Un nombre croissant de jeunes Américaines envisagent sérieusement de quitter leur pays, poussées par un mélange de préoccupations politiques, économiques et sociales. Un sondage Gallup de novembre dernier révèle que 40 % des femmes américaines âgées de 15 à 44 ans souhaiteraient s’installer à l’étranger si elles en avaient la possibilité, un chiffre qui a été multiplié par dix depuis 2014.
Cette tendance, sans précédent aux États-Unis, ne se retrouve pas chez d’autres groupes démographiques ni chez les jeunes femmes d’autres pays développés. L’étude de Gallup suggère que l’élection de Donald Trump en 2016 a marqué un point de bascule, le désir d’émigrer augmentant progressivement depuis lors. Bien que cette aspiration persiste sous la présidence de Joe Biden, un écart significatif de 25 points existe entre celles qui approuvent la politique du pays et celles qui la désapprouvent, soulignant l’impact de la situation politique sur cette volonté de partir.

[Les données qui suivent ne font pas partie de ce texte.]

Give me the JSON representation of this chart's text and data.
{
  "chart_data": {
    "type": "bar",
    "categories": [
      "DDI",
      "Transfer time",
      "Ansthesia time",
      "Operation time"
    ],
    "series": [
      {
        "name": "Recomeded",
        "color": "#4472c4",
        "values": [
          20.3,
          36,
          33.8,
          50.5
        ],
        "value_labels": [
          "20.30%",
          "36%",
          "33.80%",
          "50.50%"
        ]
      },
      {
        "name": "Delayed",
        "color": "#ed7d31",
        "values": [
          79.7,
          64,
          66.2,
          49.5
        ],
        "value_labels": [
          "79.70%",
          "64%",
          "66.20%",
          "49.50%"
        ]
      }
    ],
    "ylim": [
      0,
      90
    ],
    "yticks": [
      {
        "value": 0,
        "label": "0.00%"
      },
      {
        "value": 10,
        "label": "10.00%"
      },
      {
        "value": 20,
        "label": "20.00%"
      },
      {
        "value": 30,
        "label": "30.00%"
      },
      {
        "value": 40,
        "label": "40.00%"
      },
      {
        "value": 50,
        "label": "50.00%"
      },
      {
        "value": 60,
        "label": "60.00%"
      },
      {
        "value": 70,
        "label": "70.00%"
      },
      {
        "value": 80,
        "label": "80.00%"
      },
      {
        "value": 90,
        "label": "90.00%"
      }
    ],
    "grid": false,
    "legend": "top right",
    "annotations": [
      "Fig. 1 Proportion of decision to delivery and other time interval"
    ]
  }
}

Au-delà de la politique, des considérations plus pragmatiques entrent en jeu. Une femme de 31 ans, citée par la BBC, a quitté Los Angeles pour Lisbonne en 2021, expliquant : « Il n’y a pas un bon équilibre entre vie professionnelle et vie privée aux États-Unis. Je voulais vivre dans un endroit avec un rythme différent, des cultures différentes et apprendre une nouvelle langue. » Au Portugal, elle affirme se sentir « à nouveau comme une personne à part entière ».
Le coût élevé de la garde d’enfants, en particulier, apparaît comme un facteur déterminant pour de nombreuses femmes. Aux États-Unis, les dépenses liées à la garde d’enfants peuvent absorber une part considérable du salaire d’un parent, contraignant souvent les femmes à quitter le marché du travail. La situation est aggravée par le manque de congés parentaux obligatoires et le coût élevé des soins de santé. Le taux de mortalité maternelle, le plus élevé de tous les pays à revenu élevé, est également une source d’inquiétude.
La suppression du droit à l’avortement, suite à l’annulation de l’arrêt Roe c. Wade en 2022, a également incité certaines femmes à chercher un avenir ailleurs. Un homme de 34 ans, interrogé par la BBC, a ainsi déménagé en Uruguay après cette décision, déclarant : « J’ai des enfants et je n’envisage pas d’en avoir davantage, mais la gouvernance croissante du corps des femmes me terrifiait. Les gens ne réalisent pas à quel point les États-Unis sont en retard en matière de soins maternels, de congés parentaux et de soins de santé, jusqu’à ce qu’ils quittent le pays. »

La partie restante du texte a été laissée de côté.